The European Court of Human Rights in Strasbourg has begun hearings into alleged human rights abuses by the Russian military in Chechnya.
A decade of war has devastated much of the Chechen capital Grozny
It is the first time the court has agreed to hear cases brought by Chechen civilians against Russia.
It is nearly five years since Russian troops moved back into Chechnya, at the start of what Moscow described as an operation to crush terrorists.
Within weeks, though, there were widespread reports of abuses.
The lawsuits relate to incidents dating back to 1999 and 2000, when the fighting was at its fiercest.
'Tortured and killed'
Six individuals have brought cases against the Russian government, which has denied their right to appeal to the Strasbourg court, claiming they have not exhausted their legal options in Russia.
Five of the civilians were in the courtroom on Thursday to hear lawyers tell a seven-judge panel that Russia had violated their rights under the 1950 European Convention on Human Rights.
In the first case, two plaintiffs say their relatives were tortured by federal forces and then killed as troops went house-to-house in search of rebel fighters in the Chechen capital, Grozny, in January 2000.
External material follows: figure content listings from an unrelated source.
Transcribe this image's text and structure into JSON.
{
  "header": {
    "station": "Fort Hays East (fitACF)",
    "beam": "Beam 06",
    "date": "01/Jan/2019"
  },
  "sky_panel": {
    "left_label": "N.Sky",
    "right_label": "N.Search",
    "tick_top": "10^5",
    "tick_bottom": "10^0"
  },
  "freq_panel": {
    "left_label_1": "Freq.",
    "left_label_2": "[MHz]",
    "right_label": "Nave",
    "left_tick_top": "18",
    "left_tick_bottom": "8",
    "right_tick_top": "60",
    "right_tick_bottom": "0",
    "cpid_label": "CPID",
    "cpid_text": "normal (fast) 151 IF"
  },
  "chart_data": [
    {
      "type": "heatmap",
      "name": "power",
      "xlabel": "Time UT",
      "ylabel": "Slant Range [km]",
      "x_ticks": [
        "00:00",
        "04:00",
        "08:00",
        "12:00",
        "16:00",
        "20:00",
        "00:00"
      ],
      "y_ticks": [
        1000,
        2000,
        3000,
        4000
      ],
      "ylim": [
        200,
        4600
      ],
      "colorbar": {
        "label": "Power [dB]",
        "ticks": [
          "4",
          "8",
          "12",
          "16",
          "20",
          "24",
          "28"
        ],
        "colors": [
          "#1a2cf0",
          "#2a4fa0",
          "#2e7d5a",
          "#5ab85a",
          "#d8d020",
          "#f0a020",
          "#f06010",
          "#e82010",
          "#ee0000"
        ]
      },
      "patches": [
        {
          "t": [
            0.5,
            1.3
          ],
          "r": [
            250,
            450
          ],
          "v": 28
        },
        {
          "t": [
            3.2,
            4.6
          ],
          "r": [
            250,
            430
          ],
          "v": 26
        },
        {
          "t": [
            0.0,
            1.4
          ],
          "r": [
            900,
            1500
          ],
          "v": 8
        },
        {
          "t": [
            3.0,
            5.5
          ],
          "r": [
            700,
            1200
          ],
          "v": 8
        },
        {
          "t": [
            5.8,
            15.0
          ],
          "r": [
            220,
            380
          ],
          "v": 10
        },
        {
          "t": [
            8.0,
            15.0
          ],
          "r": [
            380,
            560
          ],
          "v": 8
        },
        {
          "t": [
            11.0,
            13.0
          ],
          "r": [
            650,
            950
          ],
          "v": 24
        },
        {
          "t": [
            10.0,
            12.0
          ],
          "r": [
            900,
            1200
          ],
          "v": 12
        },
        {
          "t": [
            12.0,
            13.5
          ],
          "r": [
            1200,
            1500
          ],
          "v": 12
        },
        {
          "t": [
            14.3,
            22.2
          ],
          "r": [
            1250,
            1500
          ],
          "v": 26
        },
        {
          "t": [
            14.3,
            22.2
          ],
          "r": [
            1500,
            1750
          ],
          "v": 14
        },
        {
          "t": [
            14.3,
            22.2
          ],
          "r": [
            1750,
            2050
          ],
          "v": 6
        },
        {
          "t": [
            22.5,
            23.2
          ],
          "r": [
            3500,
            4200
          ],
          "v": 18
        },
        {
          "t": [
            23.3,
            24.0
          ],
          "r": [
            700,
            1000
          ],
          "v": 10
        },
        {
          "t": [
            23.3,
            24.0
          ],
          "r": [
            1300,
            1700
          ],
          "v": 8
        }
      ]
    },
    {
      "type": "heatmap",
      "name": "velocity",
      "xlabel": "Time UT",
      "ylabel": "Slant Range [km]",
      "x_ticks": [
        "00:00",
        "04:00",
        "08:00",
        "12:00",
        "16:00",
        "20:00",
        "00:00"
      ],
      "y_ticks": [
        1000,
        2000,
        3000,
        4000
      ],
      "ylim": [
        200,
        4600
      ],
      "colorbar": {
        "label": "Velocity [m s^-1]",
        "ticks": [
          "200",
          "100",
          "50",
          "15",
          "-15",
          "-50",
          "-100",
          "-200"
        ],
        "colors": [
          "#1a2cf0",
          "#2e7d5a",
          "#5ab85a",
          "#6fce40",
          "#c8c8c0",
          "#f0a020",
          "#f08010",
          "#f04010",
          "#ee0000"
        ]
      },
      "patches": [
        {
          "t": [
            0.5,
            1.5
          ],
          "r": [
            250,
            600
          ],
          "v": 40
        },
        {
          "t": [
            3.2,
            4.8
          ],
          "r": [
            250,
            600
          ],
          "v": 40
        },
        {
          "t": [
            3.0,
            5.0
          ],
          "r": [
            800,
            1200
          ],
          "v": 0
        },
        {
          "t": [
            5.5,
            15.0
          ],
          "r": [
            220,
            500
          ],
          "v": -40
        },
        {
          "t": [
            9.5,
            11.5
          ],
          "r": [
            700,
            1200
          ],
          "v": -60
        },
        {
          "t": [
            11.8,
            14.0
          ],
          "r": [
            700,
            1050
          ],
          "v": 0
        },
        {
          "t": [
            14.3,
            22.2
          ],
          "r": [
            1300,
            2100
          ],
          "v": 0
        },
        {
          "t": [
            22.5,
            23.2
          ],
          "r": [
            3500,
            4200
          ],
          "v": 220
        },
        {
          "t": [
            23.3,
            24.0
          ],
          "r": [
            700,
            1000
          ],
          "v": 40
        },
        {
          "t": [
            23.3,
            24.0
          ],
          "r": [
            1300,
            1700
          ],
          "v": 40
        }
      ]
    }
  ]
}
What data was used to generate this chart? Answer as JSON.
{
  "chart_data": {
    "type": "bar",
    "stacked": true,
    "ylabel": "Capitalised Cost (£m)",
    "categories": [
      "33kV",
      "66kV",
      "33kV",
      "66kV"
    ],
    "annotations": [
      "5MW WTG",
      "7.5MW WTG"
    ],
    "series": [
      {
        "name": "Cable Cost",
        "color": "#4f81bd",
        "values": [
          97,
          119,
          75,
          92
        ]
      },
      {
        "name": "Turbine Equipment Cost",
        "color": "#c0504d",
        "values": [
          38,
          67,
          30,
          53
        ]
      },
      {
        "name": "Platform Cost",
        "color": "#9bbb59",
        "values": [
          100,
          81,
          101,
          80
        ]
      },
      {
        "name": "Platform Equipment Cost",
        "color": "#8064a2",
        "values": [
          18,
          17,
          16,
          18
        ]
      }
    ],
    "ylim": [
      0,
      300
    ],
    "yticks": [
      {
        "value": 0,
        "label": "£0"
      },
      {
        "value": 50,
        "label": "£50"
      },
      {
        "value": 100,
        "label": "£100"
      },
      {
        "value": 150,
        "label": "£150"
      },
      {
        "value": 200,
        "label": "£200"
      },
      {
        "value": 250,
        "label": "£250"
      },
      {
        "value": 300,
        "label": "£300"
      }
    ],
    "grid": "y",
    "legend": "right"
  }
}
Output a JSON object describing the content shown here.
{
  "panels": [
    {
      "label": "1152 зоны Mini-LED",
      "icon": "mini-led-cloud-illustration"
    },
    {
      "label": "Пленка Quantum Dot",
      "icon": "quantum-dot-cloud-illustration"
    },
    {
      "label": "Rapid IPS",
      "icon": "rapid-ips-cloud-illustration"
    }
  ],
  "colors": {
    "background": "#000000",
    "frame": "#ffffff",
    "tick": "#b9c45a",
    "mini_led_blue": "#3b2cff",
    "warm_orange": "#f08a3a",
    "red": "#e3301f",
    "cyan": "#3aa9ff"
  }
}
Three others are claiming that Russian warplanes indiscriminately bombed civilians as they fled Grozny in 1999.
The final case is being brought by a woman who says that her son and three nieces were killed in a bombing raid on their village in February 2000.
Lawyers for the plaintiffs say they hope the hearings will draw attention to rampant human rights abuses in Chechnya.
"This will be [a] quite important recognition ... that at least some operations in course of the conflict have been conducted in violation of current international law," victims' lawyer Kirill Koroteyev told the Associated Press.
Russia's legal representative at the court, Pavel Laptev, accused the Chechens of organising a "public relations campaign on the basis of the misfortune of others".
The Russian authorities concede that abuses have been committed, but they maintain that offenders are being punished, and that since the start of the conflict the human rights situation in Chechnya has improved.